That Time A Teenage Mutant Ninja Turtle Game Was Literally Unbeatable

That Time A Teenage Mutant Ninja Turtle Game Was Literally Unbeatable

Teenage Mutant Ninja Turtles on the NES was infamous for being super hard. For many, the game unbeatable. On the PC, though, that was actually true!

The PC port of TMNT — the DOS one, specifically — was weird for a few reasons: the sound was terrible, it didn’t look as good and playing with a keyboard sucked. Worse, the programmers modified one of the levels, shifted the geometry over and made a key jump impossible.

As a result, you literally could not beat the game without cheating!

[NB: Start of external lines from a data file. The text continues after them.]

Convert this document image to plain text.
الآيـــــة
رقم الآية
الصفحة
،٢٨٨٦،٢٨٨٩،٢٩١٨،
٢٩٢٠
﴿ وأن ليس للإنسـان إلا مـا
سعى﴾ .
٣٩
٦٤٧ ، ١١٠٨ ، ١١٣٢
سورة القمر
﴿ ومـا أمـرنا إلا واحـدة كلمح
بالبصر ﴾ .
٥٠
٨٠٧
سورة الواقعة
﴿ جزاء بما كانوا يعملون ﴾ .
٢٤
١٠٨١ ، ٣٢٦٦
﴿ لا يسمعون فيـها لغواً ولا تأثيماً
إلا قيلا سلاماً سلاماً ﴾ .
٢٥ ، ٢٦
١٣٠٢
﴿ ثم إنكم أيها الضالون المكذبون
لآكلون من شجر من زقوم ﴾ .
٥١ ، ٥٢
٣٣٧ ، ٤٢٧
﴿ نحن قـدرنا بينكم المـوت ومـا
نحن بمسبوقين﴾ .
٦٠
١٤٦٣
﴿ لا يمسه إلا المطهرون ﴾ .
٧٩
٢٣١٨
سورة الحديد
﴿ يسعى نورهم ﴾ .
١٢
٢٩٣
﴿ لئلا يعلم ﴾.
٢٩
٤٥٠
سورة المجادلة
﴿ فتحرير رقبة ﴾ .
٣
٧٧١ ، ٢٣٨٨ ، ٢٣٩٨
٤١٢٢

Yes, that actually happened.

These days, if a game has a game-breaking glitch, patches can be issued. That wasn’t the case in 1989, when TMNT was released. If the game didn’t work, the game didn’t work. So far as I can tell, the game was never fixed.

To get a better sense of what changed, here’s a comparison:


Image Credit: Lazy Game Reviews
The only way to progress in the game is to cheat or glitch! Seriously.


Video Credit: TheRabidOgre

If it’s possible to make that jump with clever timing, nobody seems to figured out how to do it. I can’t find any video evidence, and it prompted the long running website Scary Crayon to make a declaration:

Actually, scratch that. This game isn’t just hard to beat — it’s impossible. Seriously. Back when I used to play this game on the old 286, I never even got to Rocksteady, let alone the dreaded underwater level. But now that I’ve been able to cheat (pressing Q, W, E, R, T, Y, U, and P at the same time will render you invincible, or you can hack the game exe to similar effect using the DOS debug utility), I’ve been able to get all the way to the last building that you can reach via the Turtle Van before making your way to the building where you face Mechaturtle on the roof. […] So, expert gamers of the world, you want a challenge? Beat this game without cheating.

I have terrible memories of this game. As a kid, TMNT and Ghostbusters were my life, which meant I was playing every game based on them that came out, good or bad. (Luckily, there were actually a handful of very good TMNT games!) This game, despite selling a ton of copies, wasn’t one of them.